Appears in: Archdiocesan News

This is beyond me. Accounts, documents, photos and more are now frequently stored not on paper or a computer’s hard drive or a “stick” but in something called a “cloud”. Does anyone know where this is? What this is? (I’ll have to remember to ask a ten-year-old.) However it works, data stored in the “cloud” can be accessed by multiple devices and shared across platforms. Of course, this raises the question of data protection in the interest of privacy, so information is encrypted and passwords are created. Apparently, these clouds are only so big. But they somehow miraculously expand if I pay for more “storage”. It is all rather wonderful and far beyond my capacity to grasp.

The Scripture passages we heard on Sunday bring to our awareness another kind of “cloud storage”, namely, the heart of God. There we have “stored” everything about us. The capacity is infinite: “The whole world before you, O Lord, is like a speck that tips the scales, or like a morning dew that falls on the ground.” (Wisdom 11:22). So, too, is the love with which it is held: “Lord, you love all things that exist.” (Wisdom 11:24). No amount of encryption, no password of any complexity, can shield our “data” from God’s knowledge. This, however, is no cause for anxiety, because God responds to our waywardness with tender correction and boundless mercy.

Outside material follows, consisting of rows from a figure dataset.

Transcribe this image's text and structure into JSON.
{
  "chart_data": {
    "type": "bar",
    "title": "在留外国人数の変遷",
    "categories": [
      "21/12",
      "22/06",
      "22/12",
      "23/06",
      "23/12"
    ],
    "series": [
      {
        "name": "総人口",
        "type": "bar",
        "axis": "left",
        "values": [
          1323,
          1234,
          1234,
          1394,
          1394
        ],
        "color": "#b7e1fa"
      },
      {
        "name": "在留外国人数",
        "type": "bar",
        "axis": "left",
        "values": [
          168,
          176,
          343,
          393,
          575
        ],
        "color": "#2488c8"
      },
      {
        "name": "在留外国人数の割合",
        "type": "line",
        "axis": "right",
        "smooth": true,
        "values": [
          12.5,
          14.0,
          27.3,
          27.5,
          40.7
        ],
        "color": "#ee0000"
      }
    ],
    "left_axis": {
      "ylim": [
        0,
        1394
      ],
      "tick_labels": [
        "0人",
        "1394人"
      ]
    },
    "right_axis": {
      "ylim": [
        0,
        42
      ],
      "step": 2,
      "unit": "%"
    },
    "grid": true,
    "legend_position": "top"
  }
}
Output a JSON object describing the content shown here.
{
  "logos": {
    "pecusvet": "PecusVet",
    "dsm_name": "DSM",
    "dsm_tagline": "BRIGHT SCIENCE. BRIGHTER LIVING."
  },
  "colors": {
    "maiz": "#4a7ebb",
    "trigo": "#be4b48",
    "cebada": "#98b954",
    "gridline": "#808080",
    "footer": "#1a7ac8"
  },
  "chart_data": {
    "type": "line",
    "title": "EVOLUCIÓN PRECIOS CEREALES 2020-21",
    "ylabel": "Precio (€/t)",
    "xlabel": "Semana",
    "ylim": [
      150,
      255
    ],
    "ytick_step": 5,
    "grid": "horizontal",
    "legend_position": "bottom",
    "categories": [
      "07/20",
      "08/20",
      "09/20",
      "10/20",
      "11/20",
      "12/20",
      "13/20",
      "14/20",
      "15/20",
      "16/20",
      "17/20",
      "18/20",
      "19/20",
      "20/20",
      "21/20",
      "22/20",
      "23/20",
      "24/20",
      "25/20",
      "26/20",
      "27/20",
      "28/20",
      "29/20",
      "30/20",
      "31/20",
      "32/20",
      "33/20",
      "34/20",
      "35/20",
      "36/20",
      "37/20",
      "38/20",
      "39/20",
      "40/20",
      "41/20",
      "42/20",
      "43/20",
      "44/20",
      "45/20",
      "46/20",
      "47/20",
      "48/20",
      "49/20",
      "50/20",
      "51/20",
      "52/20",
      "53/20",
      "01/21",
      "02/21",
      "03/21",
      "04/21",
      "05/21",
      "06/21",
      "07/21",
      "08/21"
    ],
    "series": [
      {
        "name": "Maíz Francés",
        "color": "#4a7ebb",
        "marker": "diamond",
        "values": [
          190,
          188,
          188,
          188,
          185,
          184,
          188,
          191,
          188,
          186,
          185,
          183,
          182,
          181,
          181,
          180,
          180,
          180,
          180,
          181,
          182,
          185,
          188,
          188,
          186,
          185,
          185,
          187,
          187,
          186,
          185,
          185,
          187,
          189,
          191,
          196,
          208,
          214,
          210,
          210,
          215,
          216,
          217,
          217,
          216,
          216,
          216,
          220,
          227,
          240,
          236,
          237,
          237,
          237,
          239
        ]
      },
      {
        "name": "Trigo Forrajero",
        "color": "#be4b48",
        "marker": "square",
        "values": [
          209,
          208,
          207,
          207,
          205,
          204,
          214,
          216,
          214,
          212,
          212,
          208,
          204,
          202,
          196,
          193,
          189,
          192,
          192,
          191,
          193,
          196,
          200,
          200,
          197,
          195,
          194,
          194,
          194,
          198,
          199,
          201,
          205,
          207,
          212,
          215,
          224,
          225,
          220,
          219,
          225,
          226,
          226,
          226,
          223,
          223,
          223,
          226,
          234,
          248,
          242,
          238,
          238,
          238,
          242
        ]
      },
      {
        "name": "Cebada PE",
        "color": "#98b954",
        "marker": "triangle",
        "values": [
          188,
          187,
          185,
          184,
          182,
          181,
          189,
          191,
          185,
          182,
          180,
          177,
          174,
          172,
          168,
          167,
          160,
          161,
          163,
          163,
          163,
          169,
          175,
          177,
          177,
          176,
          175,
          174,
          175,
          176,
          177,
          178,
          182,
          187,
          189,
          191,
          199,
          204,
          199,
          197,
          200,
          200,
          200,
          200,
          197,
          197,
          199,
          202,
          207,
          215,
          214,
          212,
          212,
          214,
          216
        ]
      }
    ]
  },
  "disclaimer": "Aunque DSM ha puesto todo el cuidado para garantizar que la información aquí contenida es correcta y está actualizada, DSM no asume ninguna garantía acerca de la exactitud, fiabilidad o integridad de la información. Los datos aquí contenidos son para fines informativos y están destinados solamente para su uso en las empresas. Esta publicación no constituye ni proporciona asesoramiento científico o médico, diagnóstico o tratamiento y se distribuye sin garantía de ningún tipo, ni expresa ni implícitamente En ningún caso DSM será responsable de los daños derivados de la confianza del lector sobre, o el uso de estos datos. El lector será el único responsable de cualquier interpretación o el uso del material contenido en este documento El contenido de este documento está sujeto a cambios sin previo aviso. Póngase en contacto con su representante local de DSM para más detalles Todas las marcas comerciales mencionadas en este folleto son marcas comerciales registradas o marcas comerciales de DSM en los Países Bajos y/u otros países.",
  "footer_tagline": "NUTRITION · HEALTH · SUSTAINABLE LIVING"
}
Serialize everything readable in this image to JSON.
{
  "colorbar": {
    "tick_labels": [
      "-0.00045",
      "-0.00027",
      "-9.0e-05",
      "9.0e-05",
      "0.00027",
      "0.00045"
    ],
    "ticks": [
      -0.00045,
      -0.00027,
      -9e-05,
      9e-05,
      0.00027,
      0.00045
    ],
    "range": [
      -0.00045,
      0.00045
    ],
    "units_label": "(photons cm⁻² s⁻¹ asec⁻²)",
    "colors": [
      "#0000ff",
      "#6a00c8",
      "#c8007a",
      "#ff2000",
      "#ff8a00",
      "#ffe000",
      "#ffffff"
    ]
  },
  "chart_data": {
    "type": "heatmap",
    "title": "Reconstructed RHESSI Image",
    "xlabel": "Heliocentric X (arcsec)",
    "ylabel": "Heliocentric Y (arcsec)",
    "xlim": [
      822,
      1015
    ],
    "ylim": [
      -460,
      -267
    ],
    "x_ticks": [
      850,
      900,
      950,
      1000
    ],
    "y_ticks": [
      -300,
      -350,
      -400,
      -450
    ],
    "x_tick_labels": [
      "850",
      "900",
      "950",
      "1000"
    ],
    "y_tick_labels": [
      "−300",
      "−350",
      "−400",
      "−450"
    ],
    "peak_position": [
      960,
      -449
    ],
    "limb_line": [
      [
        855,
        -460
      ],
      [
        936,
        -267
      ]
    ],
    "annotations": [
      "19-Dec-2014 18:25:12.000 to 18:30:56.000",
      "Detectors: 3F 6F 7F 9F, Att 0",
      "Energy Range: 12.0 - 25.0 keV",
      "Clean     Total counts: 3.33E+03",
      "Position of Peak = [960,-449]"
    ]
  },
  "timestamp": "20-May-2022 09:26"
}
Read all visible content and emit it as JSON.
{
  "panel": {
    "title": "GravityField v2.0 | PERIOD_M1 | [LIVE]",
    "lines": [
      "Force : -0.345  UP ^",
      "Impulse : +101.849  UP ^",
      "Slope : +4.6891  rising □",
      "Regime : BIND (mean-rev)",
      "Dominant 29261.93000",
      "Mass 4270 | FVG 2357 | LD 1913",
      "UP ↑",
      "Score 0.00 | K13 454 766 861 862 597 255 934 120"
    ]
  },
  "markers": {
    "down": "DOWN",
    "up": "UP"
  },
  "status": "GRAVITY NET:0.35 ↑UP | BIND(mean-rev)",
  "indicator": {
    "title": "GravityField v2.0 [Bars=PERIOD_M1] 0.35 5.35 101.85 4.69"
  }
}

The digital cloud is invisible. The divine one has been made visible in the person of Jesus Christ. In him the heart of God is on full display. In him the infinite love and all-embracing knowledge stored in that “cloud” is openly shared across the platforms of human assumptions and prejudices, summoning us to a new way of analyzing the data that is daily before us in our interactions with others.

We see this at work in the encounter between Jesus and Zacchaeus (Luke 19:1-10). Jesus awakens him to the all-embracing knowledge and all-forgiving mercy stored in God’s heart, and this encounter transforms his life. It also challenges observers to dissipate their own very small “clouds” where they have kept stored the data of his occupation (tax collector) and judge him a sinner. In God’s heart he is “a son of Abraham”, forever the precious object of God’s loving concern.

As is each of us. It may well be very difficult to pierce the clouds of cyberspace, but it is no problem at all to access our data in the heart of God. He has opened that divine cloud to full view in the life, death and resurrection of Jesus Christ. The love and mercy stored therein reaches us through the sacraments of the Church. If we would give as much attention to receiving from the divine cloud as we do to filling the digital one, our lives would be forever transformed.